The state’s residents were under a stay-at-home order at the time.

On December 14, the Wisconsin Supreme Court ruled that it is up to individual voters to determine for themselves if they are indefinitely confined, The Milwaukee Journal Sentinel reported. The report noted that, under state law, people can vote absentee without showing an ID if they say they are indefinitely confined because of age, disability or infirmity.

Regarding drop boxes, the Wisconsin Elections Commission advised voters that they can drop an absentee ballot in a “secure, locked” collection box any time between when they receive the ballot and the last collection on Election Day.

According to the Wisconsin State Journal, the Chicago-based nonprofit Center for Tech and Civic Life provided more than $6.3 million, in total, to five Wisconsin cities to help administer the election. A federal judge had turned down a conservative group’s request that the funding be blocked.

“The Democracy in the Park event in Wisconsin had over 17,000 ballots transferred that shouldn’t have been.”

The Madison City clerk’s office hosted Democracy in the Park events in September and October. Republican Wisconsin State legislators objected after the first event, arguing that it “violates state law by not offering an approved method of ballot collection,” WKOW reported.

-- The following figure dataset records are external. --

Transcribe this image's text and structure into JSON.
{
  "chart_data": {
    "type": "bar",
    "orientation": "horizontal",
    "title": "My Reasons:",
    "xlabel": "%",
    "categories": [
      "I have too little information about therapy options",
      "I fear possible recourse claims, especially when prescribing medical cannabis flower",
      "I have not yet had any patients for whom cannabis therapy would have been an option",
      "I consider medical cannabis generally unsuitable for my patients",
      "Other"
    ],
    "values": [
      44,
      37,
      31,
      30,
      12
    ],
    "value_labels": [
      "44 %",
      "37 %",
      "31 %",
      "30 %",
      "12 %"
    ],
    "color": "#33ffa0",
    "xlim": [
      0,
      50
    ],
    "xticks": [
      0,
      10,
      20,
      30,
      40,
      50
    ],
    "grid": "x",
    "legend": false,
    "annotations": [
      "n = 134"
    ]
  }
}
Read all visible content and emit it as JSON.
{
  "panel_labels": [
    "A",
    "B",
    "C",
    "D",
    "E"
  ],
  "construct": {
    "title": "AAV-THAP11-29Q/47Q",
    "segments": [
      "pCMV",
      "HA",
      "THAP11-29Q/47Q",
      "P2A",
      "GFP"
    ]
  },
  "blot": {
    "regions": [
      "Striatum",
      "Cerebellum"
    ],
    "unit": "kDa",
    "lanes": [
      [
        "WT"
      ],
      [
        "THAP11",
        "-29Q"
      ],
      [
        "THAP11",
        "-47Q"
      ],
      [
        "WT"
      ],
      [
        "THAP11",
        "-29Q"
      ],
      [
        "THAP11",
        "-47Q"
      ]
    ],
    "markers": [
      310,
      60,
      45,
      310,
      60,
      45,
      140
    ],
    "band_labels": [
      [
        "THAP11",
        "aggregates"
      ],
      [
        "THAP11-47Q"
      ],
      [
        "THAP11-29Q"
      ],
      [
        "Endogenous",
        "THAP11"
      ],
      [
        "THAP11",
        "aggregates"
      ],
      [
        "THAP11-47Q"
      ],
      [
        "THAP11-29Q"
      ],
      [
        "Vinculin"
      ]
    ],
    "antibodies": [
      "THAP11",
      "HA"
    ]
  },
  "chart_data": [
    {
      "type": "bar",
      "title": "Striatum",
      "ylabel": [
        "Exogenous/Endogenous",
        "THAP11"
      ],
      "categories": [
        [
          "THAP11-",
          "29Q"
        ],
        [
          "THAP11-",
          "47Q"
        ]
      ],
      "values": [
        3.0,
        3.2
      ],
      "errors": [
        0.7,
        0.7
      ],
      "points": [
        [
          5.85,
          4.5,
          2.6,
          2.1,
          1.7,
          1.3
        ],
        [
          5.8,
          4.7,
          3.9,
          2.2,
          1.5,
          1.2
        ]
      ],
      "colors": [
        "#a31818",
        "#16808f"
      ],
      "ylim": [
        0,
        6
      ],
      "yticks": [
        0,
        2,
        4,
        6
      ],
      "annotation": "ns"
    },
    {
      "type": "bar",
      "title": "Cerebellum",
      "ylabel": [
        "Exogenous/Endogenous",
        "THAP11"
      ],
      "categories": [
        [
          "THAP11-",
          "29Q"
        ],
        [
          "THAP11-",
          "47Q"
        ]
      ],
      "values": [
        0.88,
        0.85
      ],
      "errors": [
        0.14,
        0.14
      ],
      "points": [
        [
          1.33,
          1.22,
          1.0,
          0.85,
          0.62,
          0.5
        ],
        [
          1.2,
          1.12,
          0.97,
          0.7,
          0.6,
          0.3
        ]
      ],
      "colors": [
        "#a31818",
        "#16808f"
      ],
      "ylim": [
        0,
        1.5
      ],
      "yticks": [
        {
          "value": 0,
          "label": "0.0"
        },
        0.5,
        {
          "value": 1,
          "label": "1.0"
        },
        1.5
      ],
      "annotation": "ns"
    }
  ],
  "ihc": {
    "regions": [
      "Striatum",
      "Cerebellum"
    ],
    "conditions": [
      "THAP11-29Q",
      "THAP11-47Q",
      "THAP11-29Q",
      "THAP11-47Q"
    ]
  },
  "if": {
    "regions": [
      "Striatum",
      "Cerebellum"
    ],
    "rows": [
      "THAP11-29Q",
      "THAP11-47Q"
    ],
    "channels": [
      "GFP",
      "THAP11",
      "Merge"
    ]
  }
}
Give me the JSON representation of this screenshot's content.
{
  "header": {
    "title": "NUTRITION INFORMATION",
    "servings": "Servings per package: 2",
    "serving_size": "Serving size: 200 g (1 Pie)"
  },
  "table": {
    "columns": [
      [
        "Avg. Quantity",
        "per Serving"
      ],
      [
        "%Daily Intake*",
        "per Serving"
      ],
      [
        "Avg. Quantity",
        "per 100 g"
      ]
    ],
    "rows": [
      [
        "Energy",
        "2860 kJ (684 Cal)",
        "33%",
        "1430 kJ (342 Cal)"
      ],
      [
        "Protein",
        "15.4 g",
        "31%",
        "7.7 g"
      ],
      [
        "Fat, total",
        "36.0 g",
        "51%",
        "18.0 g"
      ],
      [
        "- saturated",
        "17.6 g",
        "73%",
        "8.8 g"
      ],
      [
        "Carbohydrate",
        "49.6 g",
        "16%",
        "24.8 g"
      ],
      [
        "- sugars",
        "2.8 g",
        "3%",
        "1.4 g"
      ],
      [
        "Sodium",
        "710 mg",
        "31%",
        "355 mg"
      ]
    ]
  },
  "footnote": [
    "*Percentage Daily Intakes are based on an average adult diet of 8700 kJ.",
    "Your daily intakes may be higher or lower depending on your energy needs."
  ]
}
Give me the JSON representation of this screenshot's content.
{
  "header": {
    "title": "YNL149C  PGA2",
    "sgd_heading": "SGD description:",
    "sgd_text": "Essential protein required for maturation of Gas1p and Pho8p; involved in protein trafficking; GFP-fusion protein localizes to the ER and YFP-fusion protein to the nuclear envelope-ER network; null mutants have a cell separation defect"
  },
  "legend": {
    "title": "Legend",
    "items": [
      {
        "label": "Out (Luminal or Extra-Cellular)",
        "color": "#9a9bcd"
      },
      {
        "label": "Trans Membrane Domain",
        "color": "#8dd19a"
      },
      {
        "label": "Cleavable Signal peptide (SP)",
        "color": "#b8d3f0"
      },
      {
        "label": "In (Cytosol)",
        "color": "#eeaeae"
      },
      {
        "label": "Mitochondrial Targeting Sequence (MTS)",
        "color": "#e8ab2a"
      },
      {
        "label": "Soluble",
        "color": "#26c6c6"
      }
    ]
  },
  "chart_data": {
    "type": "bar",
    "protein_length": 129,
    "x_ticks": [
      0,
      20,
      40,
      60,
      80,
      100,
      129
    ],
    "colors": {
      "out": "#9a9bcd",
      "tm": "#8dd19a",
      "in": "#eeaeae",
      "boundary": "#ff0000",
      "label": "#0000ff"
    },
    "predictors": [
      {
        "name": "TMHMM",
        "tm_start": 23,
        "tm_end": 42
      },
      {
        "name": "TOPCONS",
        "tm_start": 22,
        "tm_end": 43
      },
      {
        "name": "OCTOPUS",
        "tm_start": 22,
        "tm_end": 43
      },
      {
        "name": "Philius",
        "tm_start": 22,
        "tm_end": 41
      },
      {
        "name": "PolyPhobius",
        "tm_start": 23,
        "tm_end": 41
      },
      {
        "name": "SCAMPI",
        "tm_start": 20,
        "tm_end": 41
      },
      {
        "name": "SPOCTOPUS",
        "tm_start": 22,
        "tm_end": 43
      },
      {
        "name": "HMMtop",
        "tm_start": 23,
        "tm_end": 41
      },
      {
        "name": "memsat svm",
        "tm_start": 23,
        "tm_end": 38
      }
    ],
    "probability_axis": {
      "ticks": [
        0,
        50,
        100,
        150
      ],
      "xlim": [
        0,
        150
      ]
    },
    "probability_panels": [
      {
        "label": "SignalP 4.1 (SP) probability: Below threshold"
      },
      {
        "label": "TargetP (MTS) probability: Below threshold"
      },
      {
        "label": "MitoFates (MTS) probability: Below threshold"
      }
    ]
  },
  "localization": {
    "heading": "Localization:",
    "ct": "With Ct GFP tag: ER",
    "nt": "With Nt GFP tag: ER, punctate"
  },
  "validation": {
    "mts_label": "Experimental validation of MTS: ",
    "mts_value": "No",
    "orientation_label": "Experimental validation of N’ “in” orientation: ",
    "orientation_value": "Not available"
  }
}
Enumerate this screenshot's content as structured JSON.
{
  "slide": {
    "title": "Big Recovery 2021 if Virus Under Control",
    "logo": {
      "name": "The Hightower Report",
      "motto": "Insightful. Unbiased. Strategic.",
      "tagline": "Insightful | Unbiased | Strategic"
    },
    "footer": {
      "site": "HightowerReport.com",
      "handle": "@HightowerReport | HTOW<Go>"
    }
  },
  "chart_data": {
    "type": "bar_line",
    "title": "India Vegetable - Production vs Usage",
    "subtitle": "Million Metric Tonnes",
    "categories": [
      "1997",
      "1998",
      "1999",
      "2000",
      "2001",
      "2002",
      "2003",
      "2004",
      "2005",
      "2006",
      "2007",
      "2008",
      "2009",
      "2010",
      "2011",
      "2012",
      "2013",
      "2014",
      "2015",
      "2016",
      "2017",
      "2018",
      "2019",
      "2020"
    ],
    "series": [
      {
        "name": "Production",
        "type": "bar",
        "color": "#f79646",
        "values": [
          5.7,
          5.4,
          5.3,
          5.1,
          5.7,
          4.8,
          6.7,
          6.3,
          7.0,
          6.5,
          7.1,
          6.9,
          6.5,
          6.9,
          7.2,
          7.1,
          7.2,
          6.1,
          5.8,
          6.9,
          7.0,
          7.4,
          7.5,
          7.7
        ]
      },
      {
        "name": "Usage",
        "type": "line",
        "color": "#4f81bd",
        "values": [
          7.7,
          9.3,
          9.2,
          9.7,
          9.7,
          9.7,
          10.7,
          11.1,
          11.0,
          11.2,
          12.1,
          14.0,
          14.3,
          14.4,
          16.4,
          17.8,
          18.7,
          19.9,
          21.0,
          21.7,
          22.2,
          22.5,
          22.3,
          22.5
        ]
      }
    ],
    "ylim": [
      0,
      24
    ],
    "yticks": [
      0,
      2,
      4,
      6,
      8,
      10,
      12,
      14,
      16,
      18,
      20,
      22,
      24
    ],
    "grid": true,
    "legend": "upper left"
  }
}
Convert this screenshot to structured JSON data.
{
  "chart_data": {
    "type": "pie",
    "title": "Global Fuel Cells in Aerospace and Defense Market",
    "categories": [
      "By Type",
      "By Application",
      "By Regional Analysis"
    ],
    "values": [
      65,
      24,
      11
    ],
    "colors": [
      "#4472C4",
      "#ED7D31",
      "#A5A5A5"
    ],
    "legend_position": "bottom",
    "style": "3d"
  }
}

Voters were able to turn in their absentee ballots at 206 city parks, staffed by poll workers.

Wisconsin Elections Commission Administrator Meagan Wolfe told WKOW that Democracy in the Park did not break any law.

In 2018, Republican Wisconsin Election Commissioner Jodi Jensen said in a press release upon Ms. Wolfe’s appointment, “Meagan Wolfe is someone who knows Wisconsin elections, who the clerks trust and who can tackle the issue of election security.”

Ms. Wolfe’s appointment was approved by the Republican-controlled Wisconsin Senate.

The Wisconsin Supreme Court weighed in as well. The court ruled that Democracy in the Park “met the letter of state election laws,” according to FactCheck.org, which further reported that the court said it was “‘patently unreasonable’ for the campaign to file the lawsuit after the election, and for those votes to be thrown out given that ‘thousands of voters relied on the representations of their election officials that these events complied with the law.’”

Mr. Zeldin offered no legal argument for why he believes 17,000 ballots should not have been “transferred.”

On November 24, the Dane County Board of Canvassers rejected, 2-1, a Trump campaign effort to toss out 17,271 ballots. Because the absentee ballots dropped off at Democracy in the Park events were not separated from other ballots, the Trump campaign requested that the city “draw down” 17,271 ballots, WKOW reported. That would mean tossed ballots would not necessarily be the same ballots from the Democracy in the Park events.

Mr. Biden won in Wisconsin by a margin of 20,682 votes. Democratic Governor Tony Evers and the state’s top election official certified the results November 30.

“There are all facts and certainly not evidence free. Americans deserve nothing less than full faith and confidence in their elections, and a guarantee that their vote, their voice counts, and that their concerns are being heard. That’s why we need to have this debate today, whether you like it or not. This isn’t about us. This is about our Constitution, our elections, this is about our people, and our Republic.”

Some of Mr. Zeldin’s “facts” were not facts at all. Some may have been accurate but had no bearing on the issue at hand. Others lacked key context. On the whole, he painted a picture of an election rife with irregularities that were never examined or litigated — and that picture is false.

Mr. Zeldin urged that votes be guaranteed while criticizing efforts to ensure that citizens may register to vote, vote safely, and be assured their votes cast in good faith were counted.